Patel Minita, O'Sullivan David M, LaSala Christine A
Division of Urogynecology, Hartford Hospital, University of Connecticut School of Medicine, Hartford, CT, USA.
Int Urogynecol J. 2011 Nov;22(11):1413-9. doi: 10.1007/s00192-011-1489-x. Epub 2011 Jul 6.
This article aims to evaluate how constipation symptoms change after pelvic reconstructive surgery using the Patient Assessment of Constipation Symptom Questionnaire (PAC-SYM). Our primary hypothesis was that constipation would improve after surgery.

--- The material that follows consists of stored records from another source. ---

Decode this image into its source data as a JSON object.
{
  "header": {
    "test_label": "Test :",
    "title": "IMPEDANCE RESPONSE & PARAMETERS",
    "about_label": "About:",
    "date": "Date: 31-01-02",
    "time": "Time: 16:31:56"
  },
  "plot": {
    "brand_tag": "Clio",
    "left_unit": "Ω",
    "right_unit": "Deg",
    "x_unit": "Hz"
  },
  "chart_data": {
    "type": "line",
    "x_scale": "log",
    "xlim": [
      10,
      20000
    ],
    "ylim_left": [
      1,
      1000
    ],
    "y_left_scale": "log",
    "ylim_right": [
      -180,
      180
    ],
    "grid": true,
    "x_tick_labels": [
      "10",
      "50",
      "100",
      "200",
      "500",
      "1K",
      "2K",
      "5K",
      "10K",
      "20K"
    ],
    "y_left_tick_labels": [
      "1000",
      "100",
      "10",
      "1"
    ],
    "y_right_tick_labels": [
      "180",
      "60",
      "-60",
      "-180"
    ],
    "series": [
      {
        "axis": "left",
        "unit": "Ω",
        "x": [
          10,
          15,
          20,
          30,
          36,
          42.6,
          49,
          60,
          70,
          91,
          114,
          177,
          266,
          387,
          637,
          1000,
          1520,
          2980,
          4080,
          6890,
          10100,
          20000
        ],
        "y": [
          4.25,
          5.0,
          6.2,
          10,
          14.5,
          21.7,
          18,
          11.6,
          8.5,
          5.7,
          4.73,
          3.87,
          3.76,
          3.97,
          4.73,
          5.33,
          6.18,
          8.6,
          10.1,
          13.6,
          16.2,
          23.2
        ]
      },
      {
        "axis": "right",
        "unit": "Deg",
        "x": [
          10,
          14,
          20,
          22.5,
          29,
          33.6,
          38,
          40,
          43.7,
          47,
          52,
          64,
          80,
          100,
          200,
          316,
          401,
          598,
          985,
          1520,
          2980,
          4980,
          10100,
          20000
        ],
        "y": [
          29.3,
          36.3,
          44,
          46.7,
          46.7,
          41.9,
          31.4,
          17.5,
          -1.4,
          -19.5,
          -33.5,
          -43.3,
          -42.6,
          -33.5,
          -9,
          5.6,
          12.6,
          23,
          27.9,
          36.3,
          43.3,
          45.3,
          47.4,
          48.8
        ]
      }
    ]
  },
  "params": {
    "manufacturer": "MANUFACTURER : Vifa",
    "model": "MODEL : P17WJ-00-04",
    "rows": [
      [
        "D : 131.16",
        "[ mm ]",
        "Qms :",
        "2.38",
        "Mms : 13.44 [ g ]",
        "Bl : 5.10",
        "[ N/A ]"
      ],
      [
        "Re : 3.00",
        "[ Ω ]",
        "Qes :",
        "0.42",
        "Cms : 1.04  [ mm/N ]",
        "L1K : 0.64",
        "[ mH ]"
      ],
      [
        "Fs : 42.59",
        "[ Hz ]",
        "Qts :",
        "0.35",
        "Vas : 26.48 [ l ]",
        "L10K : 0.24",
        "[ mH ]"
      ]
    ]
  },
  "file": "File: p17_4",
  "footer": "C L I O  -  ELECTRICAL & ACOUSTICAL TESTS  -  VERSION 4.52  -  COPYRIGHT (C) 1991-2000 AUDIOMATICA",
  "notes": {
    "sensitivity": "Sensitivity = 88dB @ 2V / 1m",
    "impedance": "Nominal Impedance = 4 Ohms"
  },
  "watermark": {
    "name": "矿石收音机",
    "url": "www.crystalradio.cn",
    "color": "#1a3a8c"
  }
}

Ninety-four subjects completed the PAC-SYM before and 7 weeks after pelvic reconstructive surgery from 2007 through 2009 inclusive. PAC-SYM scores were compared for the cohort before and 7 weeks post-surgery and based on route of surgery: vaginal or abdominal.
Baseline PAC-SYM scores between those undergoing abdominal or vaginal reconstructive surgery were not significantly different (0.76 versus 0.83, respectively; p = 0.586). Subjects in the vaginal surgery group had a significant reduction in PAC-SYM scores, 0.83 to 0.62 (p = 0.049). After abdominal surgery, subjects had an increase in abdominal subscale scores, 0.69 to 1.03 (p = 0.012).
Women undergoing vaginal prolapse surgery may have a short-term improvement in constipation symptoms, while those undergoing abdominal surgery have worsening of abdominal constipation symptoms.
本文旨在使用便秘症状患者评估问卷(PAC - SYM)评估盆腔重建手术后便秘症状如何变化。我们的主要假设是术后便秘情况会改善。
从2007年至2009年(含),94名受试者在盆腔重建手术前及术后7周完成了PAC - SYM问卷。比较了该队列手术前和术后7周的PAC - SYM评分,并根据手术途径:经阴道或经腹进行比较。
接受腹部或阴道重建手术的患者基线PAC - SYM评分无显著差异(分别为0.76和0.83;p = 0.586)。阴道手术组患者的PAC - SYM评分显著降低,从0.83降至0.62(p = 0.049)。腹部手术后,患者腹部子量表评分升高,从0.69升至1.03(p = 0.012)。
接受阴道脱垂手术的女性便秘症状可能有短期改善,而接受腹部手术的女性腹部便秘症状会恶化。